Mycotoxins can be detected in corn through testing. But predicting the
conditions that cause the molds to produce the carcinogens has been a matter of
guesswork, according to
Dowd, an entomologist at the ARS
Center for Agricultural Utilization Research, in Peoria, Ill.
Dowd's solution is Mycotoxin Predictor 1.1. Copyrighted by collaborators at
Illinois Central College, the
Windows-friendly software program uses equations to mathematically predict
mycotoxin levels using temperature, soil type, numbers of insects and other
factors that influence the molds' growth and spread.
By entering such data into the program, a farmer can predict the
likelihood--and levels--of mycotoxin contamination more than a month before
harvest.

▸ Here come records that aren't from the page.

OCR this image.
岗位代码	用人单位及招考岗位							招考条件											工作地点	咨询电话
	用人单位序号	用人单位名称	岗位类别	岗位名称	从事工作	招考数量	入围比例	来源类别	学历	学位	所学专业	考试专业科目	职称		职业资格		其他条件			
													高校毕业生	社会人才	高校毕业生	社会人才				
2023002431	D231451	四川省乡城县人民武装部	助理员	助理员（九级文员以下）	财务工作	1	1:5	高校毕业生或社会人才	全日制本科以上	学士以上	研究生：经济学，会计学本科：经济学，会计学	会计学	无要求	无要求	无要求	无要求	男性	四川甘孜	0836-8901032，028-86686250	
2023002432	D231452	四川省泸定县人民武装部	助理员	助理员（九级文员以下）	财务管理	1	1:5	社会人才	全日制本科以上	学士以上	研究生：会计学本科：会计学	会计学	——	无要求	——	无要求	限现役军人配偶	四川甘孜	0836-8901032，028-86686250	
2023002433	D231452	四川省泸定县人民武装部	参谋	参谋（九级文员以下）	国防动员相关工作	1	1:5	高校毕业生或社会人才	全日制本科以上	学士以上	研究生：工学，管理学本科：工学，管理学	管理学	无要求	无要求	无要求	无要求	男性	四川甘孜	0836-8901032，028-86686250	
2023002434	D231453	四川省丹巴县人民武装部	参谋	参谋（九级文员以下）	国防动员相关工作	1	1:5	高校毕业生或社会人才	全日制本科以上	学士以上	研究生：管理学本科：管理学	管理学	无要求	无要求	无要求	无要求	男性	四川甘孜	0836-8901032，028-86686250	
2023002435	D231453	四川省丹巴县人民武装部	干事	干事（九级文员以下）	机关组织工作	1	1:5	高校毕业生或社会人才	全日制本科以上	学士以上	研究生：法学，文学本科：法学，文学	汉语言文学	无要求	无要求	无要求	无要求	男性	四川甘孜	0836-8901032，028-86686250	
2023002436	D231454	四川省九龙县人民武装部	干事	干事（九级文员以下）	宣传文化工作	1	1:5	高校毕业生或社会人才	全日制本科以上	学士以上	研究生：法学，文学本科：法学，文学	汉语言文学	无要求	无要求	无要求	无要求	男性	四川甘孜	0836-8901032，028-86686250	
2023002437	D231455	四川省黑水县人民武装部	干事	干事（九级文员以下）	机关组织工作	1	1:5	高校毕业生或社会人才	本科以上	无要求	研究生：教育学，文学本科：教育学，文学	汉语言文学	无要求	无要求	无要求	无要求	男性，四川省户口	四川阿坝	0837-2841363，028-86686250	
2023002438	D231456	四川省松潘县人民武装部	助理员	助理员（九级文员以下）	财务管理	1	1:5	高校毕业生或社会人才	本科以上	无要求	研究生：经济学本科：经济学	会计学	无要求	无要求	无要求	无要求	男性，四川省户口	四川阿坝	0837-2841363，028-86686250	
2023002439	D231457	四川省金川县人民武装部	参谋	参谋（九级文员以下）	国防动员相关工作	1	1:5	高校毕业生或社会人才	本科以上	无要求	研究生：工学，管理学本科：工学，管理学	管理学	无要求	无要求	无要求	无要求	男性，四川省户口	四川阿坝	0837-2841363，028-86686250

Mold growth is often tied to insect damage. So, if the program
predicts that mycotoxin problems are likely to arise from heavy insect feeding,
the farmer may opt to spray the crop before caterpillars can hide inside corn
husks and cause damage that allows mold growth.
Dowd wrote the software program in 1998 after six years of collecting data
on field conditions and corn ear contamination in connection with two
mycotoxins, aflatoxin and fumonisin. He validated the program's predictions by
comparing them with an independent lab's analysis of mycotoxin levels in more
than two dozen corn hybrids used in field tests from 2000 to 2003 in
collaboration with the Central Illinois Irrigated Growers Association.
ARS is seeking a software company that can market Mycotoxin Predictor 1.1 to
farmers, millers, refiners and others.
ARS is the U.S. Department of
Agriculture's chief scientific research agency.